Rubingisa a autorisé, à différents moments, des paiements indus à l’entrepreneur, malgré l’absence de travaux sur le terrain pour justifier ces décaissements. Malgré que c’était flagrant, Rubingisa a été acquitté, et  personne d’autre n’a été tenu responsable de cette fraude. Et pire encore, Rubingisa a été gratifié d’un autre poste comme maire de la capitale, une autre vache à lait.

 

Paul Muvunyi – Homme d’affaires, Paul Muvunyi était jusque récemment, président de Rayon Sports, une équipe très populaire dans la ligue locale. Il était également, depuis des années, directeur d’une société parastatale de pyrèthre. 1,1 milliard de RWF ont été subtilisé des coffres de la société. De même, une entreprise kenyane, la «  Kenya Pyrethrum Board », a effectué un payement de 1,2 millions de dollars pour l’achat du pyrèthre liquide mais cette argent n’a jamais atterri sur les comptes de la société rwandaise de pyrèthre dont Muvunyi était directeur.

 

Un procès est en cours depuis près de 12 ans pour récupérer une somme de 8,2 milliards de RWF qu’il est censé avoir détourné. De recours en recours, le procès est à la Cour suprême. En mars de cette année, Muvunyi a fait appel au président Kagame, via les médias, affirmant que certains individus en voulaient à sa personne, sans faire mention aucune de ces milliards perdus par la société qu’il dirigeait.

 

Janvier Gasana et Dr. John Rutayisire – Il était reproché à ces deux anciens directeurs généraux de Rwanda Education Board (REB) d’avoir trempé dans la disparition de 249 millions de RWF. Ils ont été acquittés l’année dernière et personne d’autre n’a été tenu responsable la perte de cet argent.

 

Projet de maison de Karongi – Il y a eu le cas d’un projet de construction de 384 maisons dans le district de Karongi en 2012. Seulement 11 maisons furent construites. Un rapport du Médiateur en a fait mention mais sans aucune suite. Des milliards d’argent se sont simplement volatilisés !

 

Alex Kanyankole – Ancien PDG de la Banque de développement du Rwanda, Alex Kanyankole a été a emprisonné pendant 6 ans pour avoir attribué, de manière controversée, un contrat de 8,1 millions de dollars pour la fourniture d’engrais à une société appelée « Top Services ». Il a également aidé une autre entreprise à obtenir un prêt de 500 millions de RWF de sa banque.
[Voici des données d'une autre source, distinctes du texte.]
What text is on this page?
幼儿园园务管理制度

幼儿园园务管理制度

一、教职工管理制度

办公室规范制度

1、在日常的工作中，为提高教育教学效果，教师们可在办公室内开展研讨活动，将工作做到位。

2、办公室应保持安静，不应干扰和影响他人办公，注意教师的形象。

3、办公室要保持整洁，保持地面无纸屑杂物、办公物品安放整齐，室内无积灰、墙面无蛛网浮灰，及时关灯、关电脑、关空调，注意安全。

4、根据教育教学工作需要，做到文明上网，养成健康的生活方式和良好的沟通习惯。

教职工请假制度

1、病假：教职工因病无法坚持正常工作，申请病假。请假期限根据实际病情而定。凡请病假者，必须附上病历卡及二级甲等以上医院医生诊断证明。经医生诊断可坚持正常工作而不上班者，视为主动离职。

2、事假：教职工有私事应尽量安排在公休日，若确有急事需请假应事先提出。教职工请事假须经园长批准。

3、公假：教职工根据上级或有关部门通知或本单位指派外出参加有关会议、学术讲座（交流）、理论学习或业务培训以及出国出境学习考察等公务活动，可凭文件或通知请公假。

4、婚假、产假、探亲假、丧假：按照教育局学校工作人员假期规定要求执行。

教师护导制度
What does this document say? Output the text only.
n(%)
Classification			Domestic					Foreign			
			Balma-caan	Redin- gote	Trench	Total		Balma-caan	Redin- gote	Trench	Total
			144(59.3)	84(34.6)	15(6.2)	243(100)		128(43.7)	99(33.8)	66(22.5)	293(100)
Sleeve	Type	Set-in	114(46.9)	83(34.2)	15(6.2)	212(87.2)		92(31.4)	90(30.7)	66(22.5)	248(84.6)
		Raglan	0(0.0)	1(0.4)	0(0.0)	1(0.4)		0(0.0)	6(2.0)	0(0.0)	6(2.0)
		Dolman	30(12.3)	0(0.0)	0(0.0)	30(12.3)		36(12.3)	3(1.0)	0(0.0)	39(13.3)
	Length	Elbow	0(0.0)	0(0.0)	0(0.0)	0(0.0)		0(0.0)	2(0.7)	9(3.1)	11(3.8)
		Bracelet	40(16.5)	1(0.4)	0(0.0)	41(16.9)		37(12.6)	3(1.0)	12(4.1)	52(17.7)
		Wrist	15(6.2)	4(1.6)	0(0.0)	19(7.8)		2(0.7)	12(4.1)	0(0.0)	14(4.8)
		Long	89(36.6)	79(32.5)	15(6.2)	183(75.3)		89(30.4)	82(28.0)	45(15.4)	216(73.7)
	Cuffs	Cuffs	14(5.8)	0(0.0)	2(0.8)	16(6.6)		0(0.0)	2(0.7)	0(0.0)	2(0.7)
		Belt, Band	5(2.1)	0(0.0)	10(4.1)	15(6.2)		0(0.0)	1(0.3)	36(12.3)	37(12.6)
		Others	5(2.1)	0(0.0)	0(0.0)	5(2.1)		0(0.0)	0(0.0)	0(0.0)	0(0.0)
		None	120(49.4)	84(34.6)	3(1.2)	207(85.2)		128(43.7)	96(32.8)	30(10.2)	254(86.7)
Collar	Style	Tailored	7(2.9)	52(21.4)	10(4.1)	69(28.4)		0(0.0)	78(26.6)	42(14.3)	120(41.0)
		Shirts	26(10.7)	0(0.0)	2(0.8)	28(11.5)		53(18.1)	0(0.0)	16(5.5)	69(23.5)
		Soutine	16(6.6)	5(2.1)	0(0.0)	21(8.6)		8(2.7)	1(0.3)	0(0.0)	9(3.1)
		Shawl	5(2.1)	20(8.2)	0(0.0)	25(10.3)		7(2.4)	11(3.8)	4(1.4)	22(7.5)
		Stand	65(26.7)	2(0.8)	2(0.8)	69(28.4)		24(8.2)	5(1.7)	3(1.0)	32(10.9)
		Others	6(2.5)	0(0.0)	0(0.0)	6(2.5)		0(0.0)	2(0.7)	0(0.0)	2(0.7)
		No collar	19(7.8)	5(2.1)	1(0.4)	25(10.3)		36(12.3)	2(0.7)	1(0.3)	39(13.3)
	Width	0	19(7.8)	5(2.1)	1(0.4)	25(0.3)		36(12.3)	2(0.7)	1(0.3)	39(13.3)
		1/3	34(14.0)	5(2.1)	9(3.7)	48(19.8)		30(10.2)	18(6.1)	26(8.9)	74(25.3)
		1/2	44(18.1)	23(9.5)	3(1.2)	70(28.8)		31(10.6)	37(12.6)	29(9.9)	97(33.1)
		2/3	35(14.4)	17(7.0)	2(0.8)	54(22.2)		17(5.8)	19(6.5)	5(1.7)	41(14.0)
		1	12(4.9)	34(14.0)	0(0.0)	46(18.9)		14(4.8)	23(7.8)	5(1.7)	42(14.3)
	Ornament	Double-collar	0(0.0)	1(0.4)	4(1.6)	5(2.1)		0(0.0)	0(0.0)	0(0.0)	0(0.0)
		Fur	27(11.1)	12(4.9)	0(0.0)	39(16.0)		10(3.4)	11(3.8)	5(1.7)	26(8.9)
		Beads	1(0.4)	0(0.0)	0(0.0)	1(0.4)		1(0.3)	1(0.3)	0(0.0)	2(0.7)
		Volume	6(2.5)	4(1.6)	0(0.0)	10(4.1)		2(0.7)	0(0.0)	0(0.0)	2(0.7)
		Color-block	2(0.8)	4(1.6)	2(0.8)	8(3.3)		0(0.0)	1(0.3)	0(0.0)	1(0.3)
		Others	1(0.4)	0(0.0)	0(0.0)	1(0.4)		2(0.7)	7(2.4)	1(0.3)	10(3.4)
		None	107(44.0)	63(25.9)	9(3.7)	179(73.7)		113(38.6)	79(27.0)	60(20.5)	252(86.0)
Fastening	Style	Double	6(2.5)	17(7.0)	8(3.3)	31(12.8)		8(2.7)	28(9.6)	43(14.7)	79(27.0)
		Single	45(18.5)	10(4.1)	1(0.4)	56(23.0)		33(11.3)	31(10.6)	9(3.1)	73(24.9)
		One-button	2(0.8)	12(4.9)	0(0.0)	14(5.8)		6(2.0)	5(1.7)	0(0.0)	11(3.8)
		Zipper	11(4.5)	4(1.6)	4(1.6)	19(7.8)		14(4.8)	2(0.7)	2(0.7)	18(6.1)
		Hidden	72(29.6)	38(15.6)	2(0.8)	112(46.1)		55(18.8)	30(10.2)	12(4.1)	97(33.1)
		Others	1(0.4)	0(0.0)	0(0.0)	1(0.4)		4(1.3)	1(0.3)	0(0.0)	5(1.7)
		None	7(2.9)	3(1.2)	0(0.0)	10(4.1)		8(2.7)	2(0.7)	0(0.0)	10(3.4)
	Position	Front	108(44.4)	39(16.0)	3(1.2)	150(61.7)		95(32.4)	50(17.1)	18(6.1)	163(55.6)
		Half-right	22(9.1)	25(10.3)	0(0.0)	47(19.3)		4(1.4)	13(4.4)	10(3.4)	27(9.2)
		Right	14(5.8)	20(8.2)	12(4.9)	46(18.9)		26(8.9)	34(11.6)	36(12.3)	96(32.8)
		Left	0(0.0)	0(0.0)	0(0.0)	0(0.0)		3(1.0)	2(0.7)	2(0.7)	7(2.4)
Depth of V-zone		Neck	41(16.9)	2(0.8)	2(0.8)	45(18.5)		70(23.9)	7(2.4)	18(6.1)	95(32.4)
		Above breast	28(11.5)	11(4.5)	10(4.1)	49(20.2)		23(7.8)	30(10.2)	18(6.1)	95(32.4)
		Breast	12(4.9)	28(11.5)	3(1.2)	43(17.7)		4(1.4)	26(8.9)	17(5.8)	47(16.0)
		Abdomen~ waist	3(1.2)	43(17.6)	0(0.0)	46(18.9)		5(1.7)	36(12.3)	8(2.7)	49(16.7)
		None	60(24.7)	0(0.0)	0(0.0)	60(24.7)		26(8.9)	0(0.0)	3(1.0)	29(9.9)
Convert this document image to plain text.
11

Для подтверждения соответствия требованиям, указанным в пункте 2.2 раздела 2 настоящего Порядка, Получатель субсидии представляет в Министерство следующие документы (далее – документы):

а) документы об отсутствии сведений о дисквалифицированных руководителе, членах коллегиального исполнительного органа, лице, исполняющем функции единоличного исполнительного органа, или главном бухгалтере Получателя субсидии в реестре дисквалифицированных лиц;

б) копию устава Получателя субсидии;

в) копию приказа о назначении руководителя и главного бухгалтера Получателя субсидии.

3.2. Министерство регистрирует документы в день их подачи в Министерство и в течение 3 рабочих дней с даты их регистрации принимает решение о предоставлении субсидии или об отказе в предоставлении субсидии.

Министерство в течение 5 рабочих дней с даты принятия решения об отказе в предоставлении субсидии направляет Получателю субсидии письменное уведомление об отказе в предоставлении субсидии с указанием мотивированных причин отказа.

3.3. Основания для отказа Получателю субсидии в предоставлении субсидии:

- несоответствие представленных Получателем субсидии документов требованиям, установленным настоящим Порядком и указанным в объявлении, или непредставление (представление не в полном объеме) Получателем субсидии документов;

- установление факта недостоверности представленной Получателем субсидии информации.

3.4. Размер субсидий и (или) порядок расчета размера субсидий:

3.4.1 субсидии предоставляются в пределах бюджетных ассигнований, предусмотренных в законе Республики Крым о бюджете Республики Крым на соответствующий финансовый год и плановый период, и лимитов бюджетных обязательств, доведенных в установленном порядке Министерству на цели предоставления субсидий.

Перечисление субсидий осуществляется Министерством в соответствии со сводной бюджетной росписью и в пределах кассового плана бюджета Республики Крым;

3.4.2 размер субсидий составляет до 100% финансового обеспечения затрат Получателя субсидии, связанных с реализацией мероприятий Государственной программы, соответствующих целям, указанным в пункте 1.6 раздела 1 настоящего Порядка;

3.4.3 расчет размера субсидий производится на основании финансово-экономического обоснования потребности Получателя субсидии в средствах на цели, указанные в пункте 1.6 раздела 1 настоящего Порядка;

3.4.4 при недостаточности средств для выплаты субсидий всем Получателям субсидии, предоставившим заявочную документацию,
Le tribunal de Kigali a statué qu’il avait obtenu des pots-de-vin de près de 100 millions de RWF à différents endroits.

 

Malgré des centaines de millions qu’il a engrangés, Kanyankole a été condamné à payer une amende de 22,5 millions de RWF au lieu d’être sommé de rembourser la totalité des pertes qu’il a fait subir à la Banque dont il avait les destinées.

 

La liste de ces procès très médiatisés est longue. Comme le rapporte The Chronicles à partir d’un examen des données gouvernementales des trois dernières années, la lutte contre la corruption s’appesantit sue les « petits poissons », des personnes vulnérables qui sont majoritairement condamnées. Les « gros poissons », une fois attrapés, parviennent par tout un tas de mécanismes, à s’en tirer. La colère du président Paul Kagame y changera-t-elle quelque chose ? Rien n’est sûr car c’est tout un système solidifié qu’il faudra démanteler.